The minutes also said "almost all" officials agreed it was appropriate to raise interest rates by 25 basis points at the meeting, while "a few" favored or could have supported a bigger 50 basis-point hike.
A number of officials said that an "insufficiently restrictive" policy stance could stall recent progress on moderating inflation pressures, according to the minutes, suggesting they are prepared to move rates up further than their December forecast of 5.1%.
U.S. central bankers raised interest rates by a quarter-point, moderating their action after a half-point hike in December and four consecutive jumbo-sized 75 basis-point increases. The move lifted the benchmark policy rate into a range of 4.5% to 4.75%.
Going into the meeting, money markets forecast interest-rate cuts in the back half of 2023. They have since tempered bets on the likelihood that the Fed will reverse course and start cutting rates before the end of this year.
Since the meeting, investors had lifted expectations for where rates will peak to around 5.33% ahead of Wednesday's minutes.
The shift in sentiment has also helped tighten financial conditions somewhat, potentially aiding the central bank as it fights to bring inflation under control amid a tight job market.

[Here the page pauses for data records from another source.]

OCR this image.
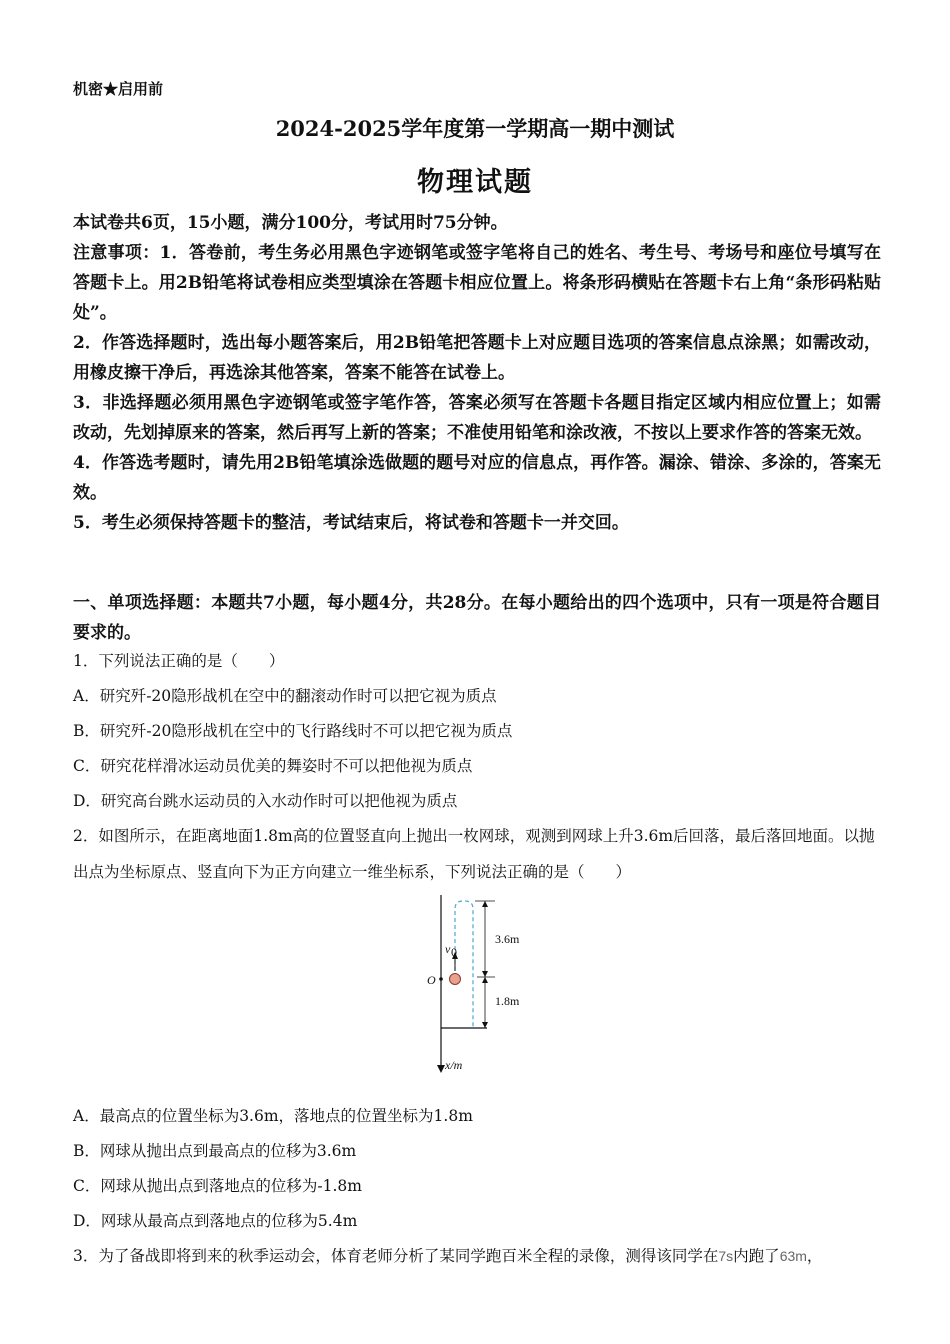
机密★启用前
2024-2025学年度第一学期高一期中测试
物理试题
本试卷共6页，15小题，满分100分，考试用时75分钟。

注意事项：1．答卷前，考生务必用黑色字迹钢笔或签字笔将自己的姓名、考生号、考场号和座位号填写在答题卡上。用2B铅笔将试卷相应类型填涂在答题卡相应位置上。将条形码横贴在答题卡右上角“条形码粘贴处”。

2．作答选择题时，选出每小题答案后，用2B铅笔把答题卡上对应题目选项的答案信息点涂黑；如需改动，用橡皮擦干净后，再选涂其他答案，答案不能答在试卷上。

3．非选择题必须用黑色字迹钢笔或签字笔作答，答案必须写在答题卡各题目指定区域内相应位置上；如需改动，先划掉原来的答案，然后再写上新的答案；不准使用铅笔和涂改液，不按以上要求作答的答案无效。

4．作答选考题时，请先用2B铅笔填涂选做题的题号对应的信息点，再作答。漏涂、错涂、多涂的，答案无效。

5．考生必须保持答题卡的整洁，考试结束后，将试卷和答题卡一并交回。

一、单项选择题：本题共7小题，每小题4分，共28分。在每小题给出的四个选项中，只有一项是符合题目要求的。

1．下列说法正确的是（　　）
A．研究歼-20隐形战机在空中的翻滚动作时可以把它视为质点
B．研究歼-20隐形战机在空中的飞行路线时不可以把它视为质点
C．研究花样滑冰运动员优美的舞姿时不可以把他视为质点
D．研究高台跳水运动员的入水动作时可以把他视为质点
2．如图所示，在距离地面1.8m高的位置竖直向上抛出一枚网球，观测到网球上升3.6m后回落，最后落回地面。以抛出点为坐标原点、竖直向下为正方向建立一维坐标系，下列说法正确的是（　　）
3.6m
1.8m
O
v 0
x/m
A．最高点的位置坐标为3.6m，落地点的位置坐标为1.8m
B．网球从抛出点到最高点的位移为3.6m
C．网球从抛出点到落地点的位移为-1.8m
D．网球从最高点到落地点的位移为5.4m
3．为了备战即将到来的秋季运动会，体育老师分析了某同学跑百米全程的录像，测得该同学在7s内跑了63m，
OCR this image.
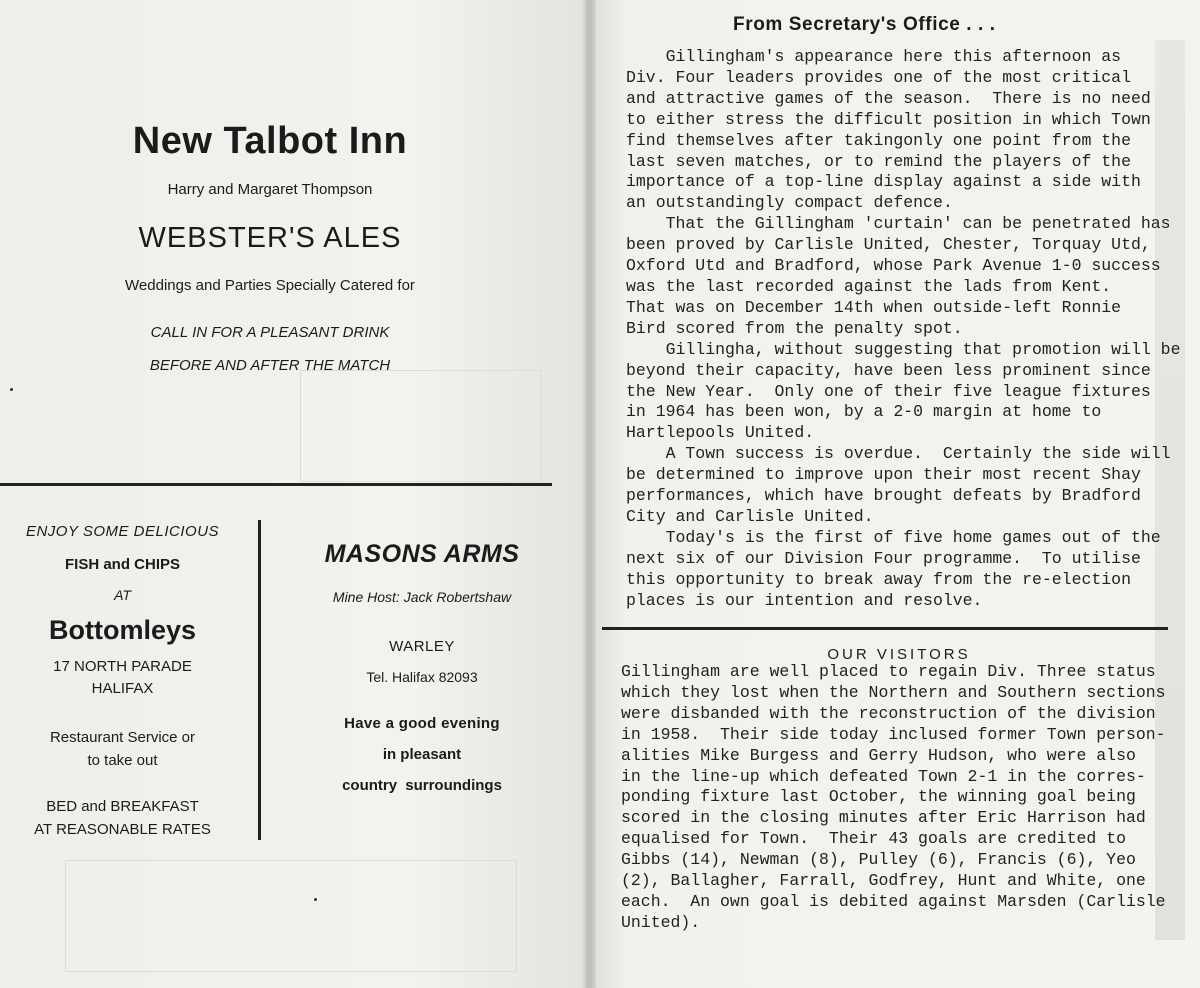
New Talbot Inn
Harry and Margaret Thompson
WEBSTER'S ALES
Weddings and Parties Specially Catered for
CALL IN FOR A PLEASANT DRINK
BEFORE AND AFTER THE MATCH
ENJOY SOME DELICIOUS
FISH and CHIPS
AT
Bottomleys
17 NORTH PARADE
HALIFAX
Restaurant Service or
to take out
BED and BREAKFAST
AT REASONABLE RATES
MASONS ARMS
Mine Host: Jack Robertshaw
WARLEY
Tel. Halifax 82093
Have a good evening
in pleasant
country surroundings
From Secretary's Office . . .
Gillingham's appearance here this afternoon as
Div. Four leaders provides one of the most critical
and attractive games of the season.  There is no need
to either stress the difficult position in which Town
find themselves after takingonly one point from the
last seven matches, or to remind the players of the
importance of a top-line display against a side with
an outstandingly compact defence.
That the Gillingham 'curtain' can be penetrated has
been proved by Carlisle United, Chester, Torquay Utd,
Oxford Utd and Bradford, whose Park Avenue 1-0 success
was the last recorded against the lads from Kent.
That was on December 14th when outside-left Ronnie
Bird scored from the penalty spot.
Gillingha, without suggesting that promotion will be
beyond their capacity, have been less prominent since
the New Year.  Only one of their five league fixtures
in 1964 has been won, by a 2-0 margin at home to
Hartlepools United.
A Town success is overdue.  Certainly the side will
be determined to improve upon their most recent Shay
performances, which have brought defeats by Bradford
City and Carlisle United.
Today's is the first of five home games out of the
next six of our Division Four programme.  To utilise
this opportunity to break away from the re-election
places is our intention and resolve.
OUR VISITORS
Gillingham are well placed to regain Div. Three status
which they lost when the Northern and Southern sections
were disbanded with the reconstruction of the division
in 1958.  Their side today inclused former Town person-
alities Mike Burgess and Gerry Hudson, who were also
in the line-up which defeated Town 2-1 in the corres-
ponding fixture last October, the winning goal being
scored in the closing minutes after Eric Harrison had
equalised for Town.  Their 43 goals are credited to
Gibbs (14), Newman (8), Pulley (6), Francis (6), Yeo
(2), Ballagher, Farrall, Godfrey, Hunt and White, one
each.  An own goal is debited against Marsden (Carlisle
United).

In the minutes Wednesday, Fed officials noted that it was important "that overall financial conditions be consistent with the degree of policy restraint that the Committee is putting into place in order to bring inflation back to the 2 percent goal."
Chairman Jerome Powell cautioned during his post-meeting press conference that ongoing rate increases were necessary and the Federal Open Market Committee would maintain a restrictive stance for some time.
Data released since the meeting pointed to stronger underlying momentum in the economy than was apparent at the start of February. Employers added more than twice as many jobs in January as economists expected, while inflation showed little sign of abating.
Cleveland Fed President Loretta Mester said last Thursday that she had seen a "compelling" economic case for a half-point increase during the last meeting, a view echoed later that day by St. Louis Fed chief James Bullard. Neither official votes on policy decisions this year.